Frank Bruni recently penned an Op Ed in the New York Times titled How to Survive the College Admissions Madness.
Bruni tells the story of a handful of American high school grads and their quest to attend the college of their dreams.
While researching his piece Bruni spoke with Sam Altman, the president of Y Combinator, one of the best-known providers of seed money for tech startups.
Bruni asked him if any one school stood out in terms of students and graduates whose ideas took off. “Yes,” Altman responded. Bruni was prepared to hear Altman tout his alma mater Stanford. After all it’s famous as a feeder of Silicon Valley success.
But Altman surprised him: “The University of Waterloo.”
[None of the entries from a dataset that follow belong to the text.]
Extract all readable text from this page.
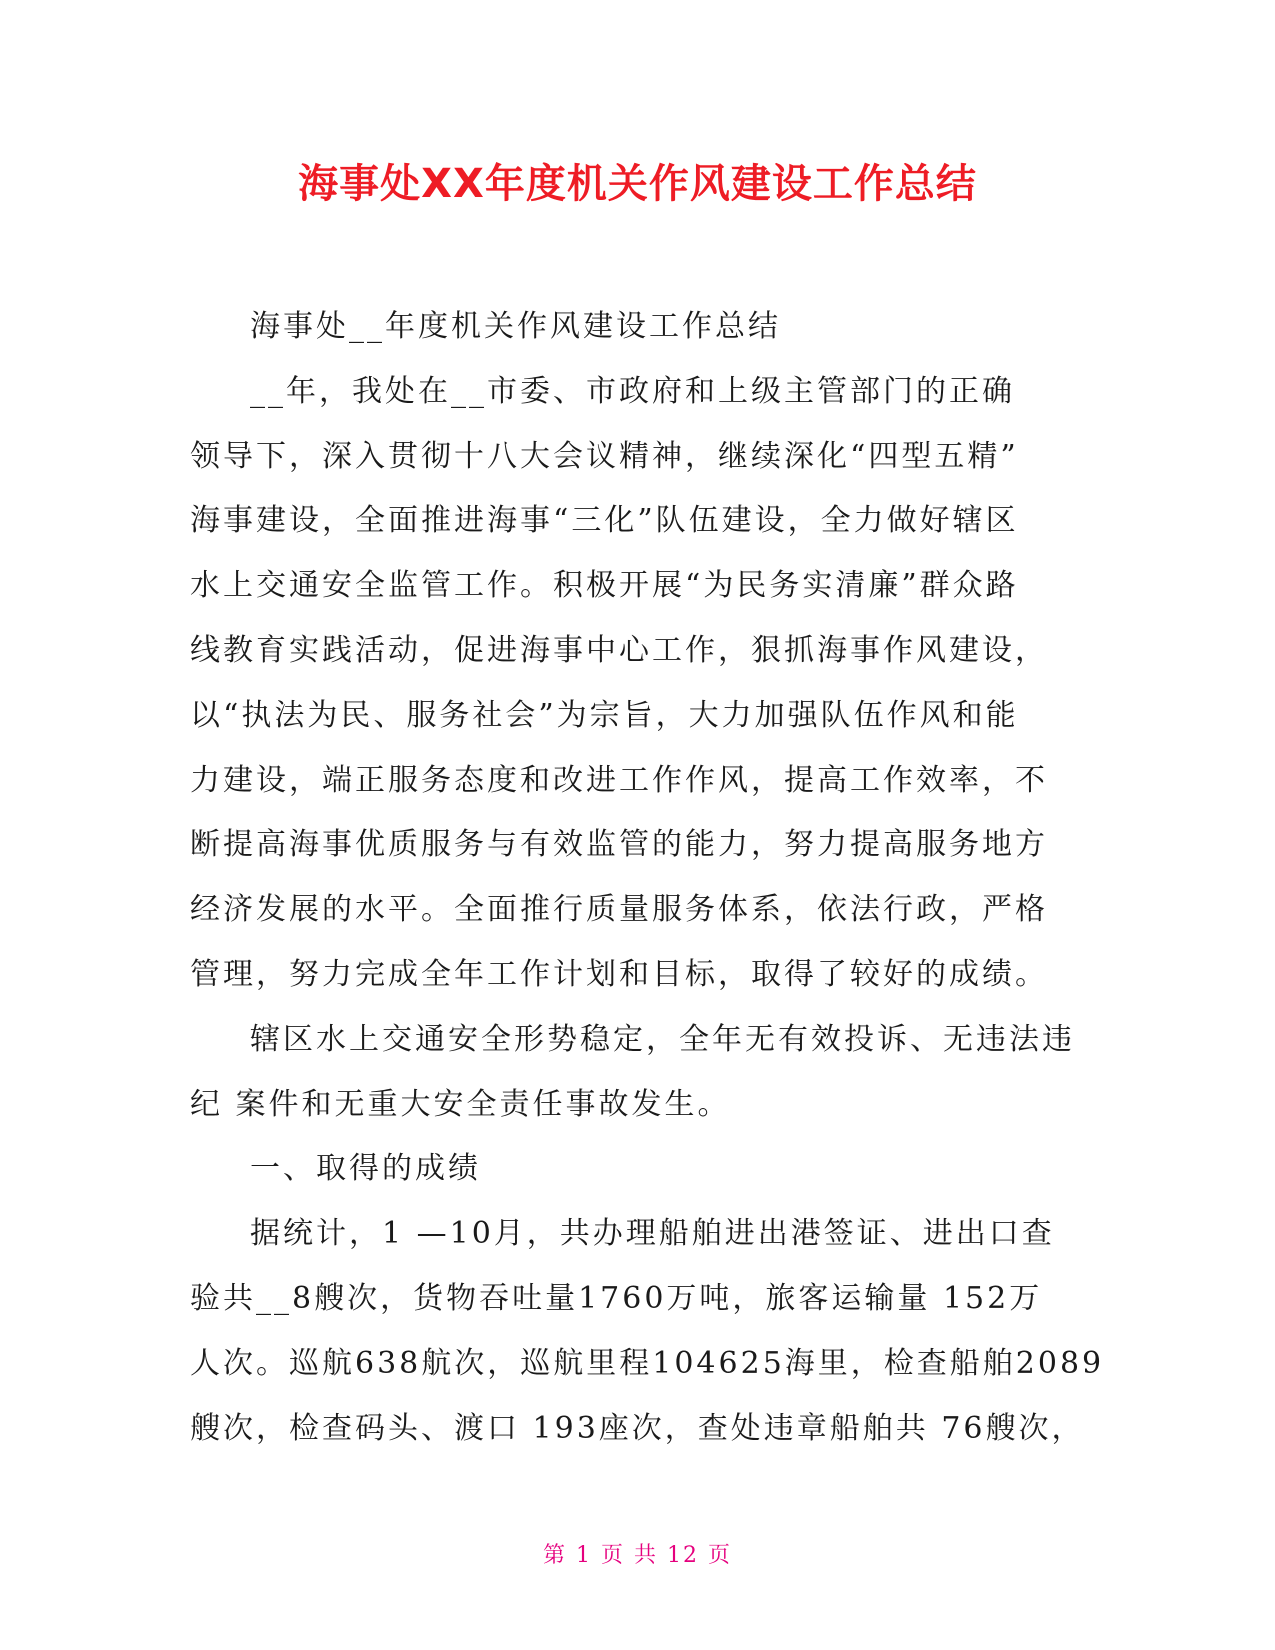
海事处XX年度机关作风建设工作总结
海事处__年度机关作风建设工作总结
__年，我处在__市委、市政府和上级主管部门的正确
领导下，深入贯彻十八大会议精神，继续深化“四型五精”
海事建设，全面推进海事“三化”队伍建设，全力做好辖区
水上交通安全监管工作。积极开展“为民务实清廉”群众路
线教育实践活动，促进海事中心工作，狠抓海事作风建设，
以“执法为民、服务社会”为宗旨，大力加强队伍作风和能
力建设，端正服务态度和改进工作作风，提高工作效率，不
断提高海事优质服务与有效监管的能力，努力提高服务地方
经济发展的水平。全面推行质量服务体系，依法行政，严格
管理，努力完成全年工作计划和目标，取得了较好的成绩。
辖区水上交通安全形势稳定，全年无有效投诉、无违法违
纪 案件和无重大安全责任事故发生。
一、取得的成绩
据统计，1 —10月，共办理船舶进出港签证、进出口查
验共__8艘次，货物吞吐量1760万吨，旅客运输量 152万
人次。巡航638航次，巡航里程104625海里，检查船舶2089
艘次，检查码头、渡口 193座次，查处违章船舶共 76艘次，
第 1 页 共 12 页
Why did Altman name a public school in Ontario when he could have named any elite US college or university. It turns out the University of Waterloo is the source of a plethora of Y Combinator ventures to date. Altman is referring to companies like Pebble, Vidyard, Couple, BufferBox, Thalmic Labs, Amulyte, Reebee, PiinPoint, Neverfrost, MetricWire, and Perceptiv Labs.
Altman’s claim really shouldn’t come as a surprise.
Y Combinator founder Paul Graham said as much two years ago in a Fast Company article, “something is going on in Waterloo because the applications we get from Waterloo students are better than those we get from students of any other university.”